In this blog, we will play with cats and dogs datasets. We will build neural network step by step in pytorch, then train the model and predict the image.
PyTorch is an open source machine learning framework based on the Torch library, used for applications such as computer vision and natural language processing, primarily developed by Facebook's AI Research lab (FAIR).
PyTorch is an optimized tensor library for deep learning using GPUs and CPUs. It is an open source machine learning framework.
There are many reasons, but prime among them has to be the surge in graphical processing units (GPUs) performance and their increasing affordability. Designed originally for gaming, GPUs need to perform countless millions of matrix operations per second.

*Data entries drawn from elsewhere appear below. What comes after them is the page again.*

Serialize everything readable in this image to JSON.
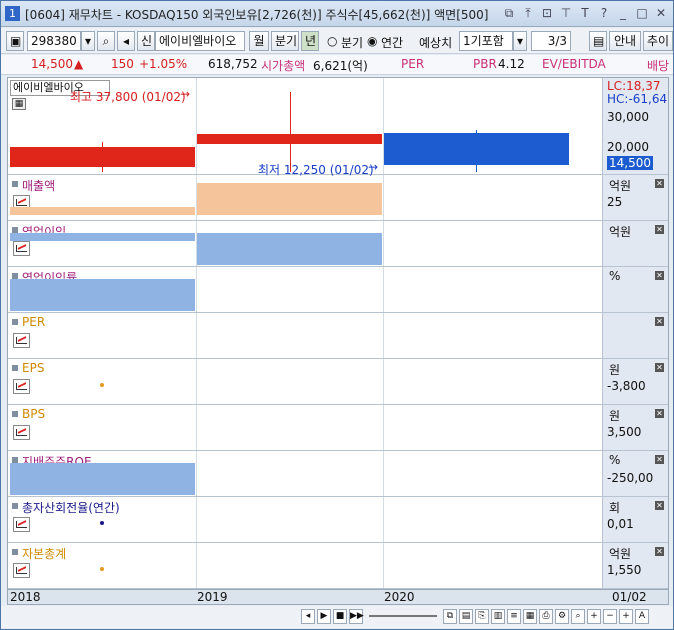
{
  "window": {
    "number": "1",
    "title": "[0604] 재무차트 - KOSDAQ150 외국인보유[2,726(천)] 주식수[45,662(천)] 액면[500]",
    "title_icons": [
      "window-icon",
      "pin-icon",
      "link-icon",
      "toolbar-icon",
      "text-icon",
      "help-icon",
      "minimize-icon",
      "maximize-icon",
      "close-icon"
    ]
  },
  "toolbar": {
    "stock_code": "298380",
    "new_badge": "신",
    "stock_name": "에이비엘바이오",
    "btn_month": "월",
    "btn_quarter": "분기",
    "btn_year": "년",
    "radio_quarter": "분기",
    "radio_annual": "연간",
    "estimate_label": "예상치",
    "estimate_select": "1기포함",
    "page": "3/3",
    "guide": "안내",
    "add": "추이"
  },
  "info": {
    "price": "14,500",
    "change": "150",
    "change_pct": "+1.05%",
    "volume": "618,752",
    "mcap_label": "시가총액",
    "mcap_value": "6,621(억)",
    "per_label": "PER",
    "pbr_label": "PBR",
    "pbr_value": "4.12",
    "ev_label": "EV/EBITDA",
    "div_label": "배당"
  },
  "main_panel": {
    "stock_label": "에이비엘바이오",
    "high_label": "최고 37,800 (01/02)",
    "low_label": "최저 12,250 (01/02)",
    "lc": "LC:18,37",
    "hc": "HC:-61,64",
    "axis": [
      "30,000",
      "20,000"
    ],
    "current": "14,500"
  },
  "panels": [
    {
      "title": "매출액",
      "unit": "억원",
      "axis_val": "25",
      "title_color": "#a0207a"
    },
    {
      "title": "영업이익",
      "unit": "억원",
      "axis_val": "",
      "title_color": "#a0207a"
    },
    {
      "title": "영업이익률",
      "unit": "%",
      "axis_val": "",
      "title_color": "#a0207a"
    },
    {
      "title": "PER",
      "unit": "",
      "axis_val": "",
      "title_color": "#d08a00"
    },
    {
      "title": "EPS",
      "unit": "원",
      "axis_val": "-3,800",
      "title_color": "#d08a00"
    },
    {
      "title": "BPS",
      "unit": "원",
      "axis_val": "3,500",
      "title_color": "#d08a00"
    },
    {
      "title": "지배주주ROE",
      "unit": "%",
      "axis_val": "-250,00",
      "title_color": "#a0207a"
    },
    {
      "title": "총자산회전율(연간)",
      "unit": "회",
      "axis_val": "0,01",
      "title_color": "#1a1a8a"
    },
    {
      "title": "자본총계",
      "unit": "억원",
      "axis_val": "1,550",
      "title_color": "#d08a00"
    }
  ],
  "xaxis": {
    "labels": [
      "2018",
      "2019",
      "2020"
    ],
    "right": "01/02"
  },
  "colors": {
    "up": "#e0251b",
    "down": "#1c5cd0",
    "sales": "#f6c49a",
    "op": "#8fb4e3"
  }
}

PyTorch defines a class called Tensor (torch.Tensor) to store and operate on homogeneous multidimensional rectangular arrays of numbers. PyTorch Tensors are similar to NumPy Arrays, but can also be operated on a CUDA-capable Nvidia GPU.
import torch
import torchvision
from torchvision import transforms
import os
We have to edit the file, for that we need root access. It encounter error while running some pytorch which was maybe using the PIL library. To fix error, we need to add following lines:
from PIL import Image, ImageFile
ImageFile.LOAD_TRUNCATED_IMAGES = True
use_cuda = torch.cuda.is_available()
use_cuda
We have data like following structure:
base_dir = '/home/jupyter-thakur/xv-shared-folders/training/cats_and_dogs_small/'
train_dir = os.path.join(base_dir, 'train/')
validation_dir = os.path.join(base_dir, 'validation/')
test_dir = os.path.join(base_dir, 'test/')
print(f"""
train_dir = {train_dir}
validation_dir = {validation_dir}
test_dir = {validation_dir}
""")
train_cats_dir = os.path.join(train_dir, 'cats')
train_dogs_dir = os.path.join(train_dir, 'dogs')
validation_cats_dir = os.path.join(validation_dir, 'cats')
validation_dogs_dir = os.path.join(validation_dir, 'dogs')
test_cats_dir = os.path.join(test_dir, 'cats')
test_dogs_dir = os.path.join(test_dir, 'dogs')
print(f"""
train_cats_dir = {train_cats_dir}
train_dogs_dir = {train_dogs_dir}
validation_cats_dir = {validation_cats_dir}
validation_dogs_dir = {validation_dogs_dir}
test_cats_dir = {test_cats_dir}
test_dogs_dir = {test_dogs_dir}
""")
print('total training cat images:', len(os.listdir(train_cats_dir)))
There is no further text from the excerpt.